La madrugada del 11 de agosto, Gabriela Nicole Pratts Rosario, una adolescente de 16 años, falleció tras ser apuñalada durante un violento altercado en el área conocida como el Desvío Roberto Colón, en Aibonito. Gabriela, quien estaba a un día de cumplir 17 años, fue trasladada al hospital tras el ataque, pero no sobrevivió a las graves heridas.
Según las autoridades, el incidente ocurrió después de una celebración pública en la plaza de Aibonito, cuando un grupo de jóvenes se dirigió hacia el desvío, donde se desató una pelea que terminó en el homicidio.

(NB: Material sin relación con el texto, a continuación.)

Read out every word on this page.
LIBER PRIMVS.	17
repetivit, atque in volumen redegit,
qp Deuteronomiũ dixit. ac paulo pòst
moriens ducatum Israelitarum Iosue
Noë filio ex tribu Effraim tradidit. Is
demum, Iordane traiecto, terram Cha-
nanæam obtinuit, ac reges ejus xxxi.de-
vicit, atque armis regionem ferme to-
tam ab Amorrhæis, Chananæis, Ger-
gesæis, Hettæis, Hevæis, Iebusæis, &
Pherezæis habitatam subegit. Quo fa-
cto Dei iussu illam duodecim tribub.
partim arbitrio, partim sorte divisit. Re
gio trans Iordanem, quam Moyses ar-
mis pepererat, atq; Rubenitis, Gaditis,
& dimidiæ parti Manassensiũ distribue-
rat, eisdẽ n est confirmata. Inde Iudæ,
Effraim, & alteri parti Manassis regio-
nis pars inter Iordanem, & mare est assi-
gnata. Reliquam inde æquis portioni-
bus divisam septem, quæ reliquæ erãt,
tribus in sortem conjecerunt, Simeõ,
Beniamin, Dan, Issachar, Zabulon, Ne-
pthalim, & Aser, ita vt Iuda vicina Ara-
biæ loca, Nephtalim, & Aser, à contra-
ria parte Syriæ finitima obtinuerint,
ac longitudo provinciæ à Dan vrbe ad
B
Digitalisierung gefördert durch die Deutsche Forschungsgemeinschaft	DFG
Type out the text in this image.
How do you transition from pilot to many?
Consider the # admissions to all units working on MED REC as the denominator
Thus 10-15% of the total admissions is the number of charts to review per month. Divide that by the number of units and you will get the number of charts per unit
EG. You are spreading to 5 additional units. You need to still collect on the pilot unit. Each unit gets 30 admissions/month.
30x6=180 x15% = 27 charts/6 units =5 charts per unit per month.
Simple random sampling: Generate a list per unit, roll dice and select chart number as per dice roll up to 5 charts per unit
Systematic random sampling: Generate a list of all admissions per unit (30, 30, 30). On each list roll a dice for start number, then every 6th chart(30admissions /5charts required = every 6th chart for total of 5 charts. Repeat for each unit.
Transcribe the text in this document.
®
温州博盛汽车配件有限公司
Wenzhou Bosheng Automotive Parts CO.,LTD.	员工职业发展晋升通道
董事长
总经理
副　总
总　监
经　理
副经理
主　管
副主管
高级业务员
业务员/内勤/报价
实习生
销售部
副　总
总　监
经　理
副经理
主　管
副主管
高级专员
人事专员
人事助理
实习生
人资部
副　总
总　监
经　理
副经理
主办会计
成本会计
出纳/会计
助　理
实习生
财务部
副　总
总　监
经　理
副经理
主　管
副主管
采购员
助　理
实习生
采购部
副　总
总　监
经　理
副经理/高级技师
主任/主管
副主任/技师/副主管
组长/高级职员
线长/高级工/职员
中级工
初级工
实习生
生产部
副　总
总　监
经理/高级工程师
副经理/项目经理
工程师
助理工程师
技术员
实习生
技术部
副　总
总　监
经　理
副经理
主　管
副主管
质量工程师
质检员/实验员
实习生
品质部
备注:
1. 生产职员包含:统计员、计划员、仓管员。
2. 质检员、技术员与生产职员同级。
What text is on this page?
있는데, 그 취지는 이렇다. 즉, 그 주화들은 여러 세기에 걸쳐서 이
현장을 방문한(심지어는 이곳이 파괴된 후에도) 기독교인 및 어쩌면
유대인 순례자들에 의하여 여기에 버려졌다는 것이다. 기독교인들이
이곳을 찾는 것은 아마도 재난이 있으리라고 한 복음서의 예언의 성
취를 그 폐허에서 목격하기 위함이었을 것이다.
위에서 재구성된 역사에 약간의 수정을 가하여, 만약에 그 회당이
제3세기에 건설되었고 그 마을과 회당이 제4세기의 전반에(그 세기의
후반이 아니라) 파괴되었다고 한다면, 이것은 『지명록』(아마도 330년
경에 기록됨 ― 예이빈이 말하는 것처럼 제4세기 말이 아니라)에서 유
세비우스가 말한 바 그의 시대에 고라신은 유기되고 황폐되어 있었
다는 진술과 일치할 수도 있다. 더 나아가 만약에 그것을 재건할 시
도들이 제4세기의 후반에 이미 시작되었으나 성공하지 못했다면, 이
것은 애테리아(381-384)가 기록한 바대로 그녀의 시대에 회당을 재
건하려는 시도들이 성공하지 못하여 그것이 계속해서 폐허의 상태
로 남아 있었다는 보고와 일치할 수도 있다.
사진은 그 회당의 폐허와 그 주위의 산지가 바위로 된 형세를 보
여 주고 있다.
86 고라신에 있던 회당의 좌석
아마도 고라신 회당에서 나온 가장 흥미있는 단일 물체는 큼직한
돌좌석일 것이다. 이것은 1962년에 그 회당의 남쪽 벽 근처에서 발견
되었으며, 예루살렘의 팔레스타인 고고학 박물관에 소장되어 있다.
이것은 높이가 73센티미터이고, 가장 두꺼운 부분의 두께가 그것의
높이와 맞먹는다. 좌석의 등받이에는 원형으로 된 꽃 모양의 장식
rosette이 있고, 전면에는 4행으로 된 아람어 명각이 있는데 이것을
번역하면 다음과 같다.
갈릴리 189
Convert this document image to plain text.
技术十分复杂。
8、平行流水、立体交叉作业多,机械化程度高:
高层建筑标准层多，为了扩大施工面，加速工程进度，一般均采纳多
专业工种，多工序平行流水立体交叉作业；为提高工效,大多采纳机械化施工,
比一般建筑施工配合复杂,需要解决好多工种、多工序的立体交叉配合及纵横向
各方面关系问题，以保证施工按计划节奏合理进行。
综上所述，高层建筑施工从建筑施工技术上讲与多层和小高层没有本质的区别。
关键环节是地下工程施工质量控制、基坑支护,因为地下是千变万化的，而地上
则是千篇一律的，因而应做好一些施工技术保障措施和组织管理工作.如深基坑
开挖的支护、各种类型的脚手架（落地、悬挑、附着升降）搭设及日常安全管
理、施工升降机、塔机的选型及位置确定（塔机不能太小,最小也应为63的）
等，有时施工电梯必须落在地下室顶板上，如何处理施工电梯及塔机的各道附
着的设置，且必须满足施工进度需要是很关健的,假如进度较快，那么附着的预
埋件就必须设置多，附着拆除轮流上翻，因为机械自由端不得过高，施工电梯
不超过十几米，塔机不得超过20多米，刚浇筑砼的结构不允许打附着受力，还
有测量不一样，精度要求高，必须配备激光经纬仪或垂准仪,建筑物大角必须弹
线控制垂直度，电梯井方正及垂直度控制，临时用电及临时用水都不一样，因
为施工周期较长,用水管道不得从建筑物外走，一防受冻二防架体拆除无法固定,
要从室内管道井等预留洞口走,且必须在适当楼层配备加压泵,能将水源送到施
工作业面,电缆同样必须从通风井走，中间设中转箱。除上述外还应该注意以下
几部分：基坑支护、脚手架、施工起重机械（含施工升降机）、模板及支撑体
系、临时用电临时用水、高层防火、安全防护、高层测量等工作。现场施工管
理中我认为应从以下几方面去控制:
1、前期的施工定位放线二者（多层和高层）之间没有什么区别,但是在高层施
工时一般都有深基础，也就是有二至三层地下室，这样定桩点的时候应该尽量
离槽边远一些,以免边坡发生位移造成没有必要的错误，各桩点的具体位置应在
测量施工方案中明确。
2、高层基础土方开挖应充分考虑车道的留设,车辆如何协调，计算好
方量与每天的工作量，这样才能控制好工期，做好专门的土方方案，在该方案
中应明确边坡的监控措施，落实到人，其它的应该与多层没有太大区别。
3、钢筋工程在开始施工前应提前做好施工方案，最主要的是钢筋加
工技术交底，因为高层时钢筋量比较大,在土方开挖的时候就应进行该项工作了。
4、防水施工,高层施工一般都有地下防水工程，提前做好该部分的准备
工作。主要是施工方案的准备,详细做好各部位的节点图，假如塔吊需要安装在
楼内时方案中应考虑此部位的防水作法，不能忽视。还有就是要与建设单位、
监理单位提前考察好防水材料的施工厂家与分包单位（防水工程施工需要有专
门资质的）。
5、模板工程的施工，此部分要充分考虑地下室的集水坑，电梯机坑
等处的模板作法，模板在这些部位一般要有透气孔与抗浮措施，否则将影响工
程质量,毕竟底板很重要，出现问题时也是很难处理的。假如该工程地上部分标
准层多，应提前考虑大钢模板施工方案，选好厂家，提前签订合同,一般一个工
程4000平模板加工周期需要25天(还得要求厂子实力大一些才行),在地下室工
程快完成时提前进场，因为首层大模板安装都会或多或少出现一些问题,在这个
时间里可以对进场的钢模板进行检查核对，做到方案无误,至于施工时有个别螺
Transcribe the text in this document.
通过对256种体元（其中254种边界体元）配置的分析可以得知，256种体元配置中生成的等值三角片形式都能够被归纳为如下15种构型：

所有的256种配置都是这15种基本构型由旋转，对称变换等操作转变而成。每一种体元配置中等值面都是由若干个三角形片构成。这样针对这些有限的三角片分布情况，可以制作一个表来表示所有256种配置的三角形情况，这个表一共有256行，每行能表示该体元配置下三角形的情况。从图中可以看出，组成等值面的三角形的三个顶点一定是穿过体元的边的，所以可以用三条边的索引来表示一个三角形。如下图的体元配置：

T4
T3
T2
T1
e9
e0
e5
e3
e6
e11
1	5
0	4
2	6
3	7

Gabriela recibió ocho puñaladas, y un amigo que intentó defenderla también resultó herido, con tres puñaladas, y permanece hospitalizado con lesiones graves.
Cargos contra madre e hija
Las autoridades han imputado formalmente a Elvia Cabrera Rivera, de 40 años, y a su hija de 17 años, quienes enfrentan cargos por asesinato en primer grado y violación de la Ley de Armas. Ambas fueron arrestadas y se les fijó una fianza de un millón de dólares. La joven será procesada como adulta, según la acusación formal. La Fiscalía sostiene que madre e hija actuaron «en común acuerdo» durante el ataque.
Pruebas físicas y avances en la investigación
La Policía y la Fiscalía informaron sobre el aseguramiento de varias pruebas vinculadas al caso, como un arma blanca, prendas con manchas de sangre y un vehículo que, según la investigación, fue utilizado para abandonar el lugar de los hechos. Estas pruebas han sido enviadas al Instituto de Ciencias Forenses para su análisis, mientras continúan las pesquisas.
El funeral de Gabriela
Días después de su muerte, familiares y amigos de Gabriela se reunieron en Aibonito para su funeral, celebrado en la fraternidad Nu Delta Chi. La ceremonia estuvo marcada por escenas de dolor y consternación, mientras los allegados de la víctima clamaban justicia. En las inmediaciones del tribunal también se registraron manifestaciones de los seres queridos de la joven.
¿Qué dicen las autoridades?
La Secretaría de Justicia de Puerto Rico ha declarado que la investigación sigue abierta y que la Fiscalía continúa reuniendo pruebas y testimonios para construir la acusación definitiva. La fiscalía ha indicado que podrían levantarse cargos adicionales si la evidencia lo permite. Además, se subrayó la importancia de proteger la identidad y seguridad de los testigos clave.
Próximos pasos
El proceso judicial está en marcha y se espera que en las próximas semanas se presenten nuevas pruebas en la vista preliminar. El tribunal determinará si proceden cargos mayores y la apertura del juicio. Mientras tanto, las dos imputadas permanecen bajo custodia con la medida de fianza establecida por el juez.
El caso sigue conmocionando a la comunidad de Aibonito, que espera justicia para Gabriela, quien perdió la vida de manera violenta y repentina.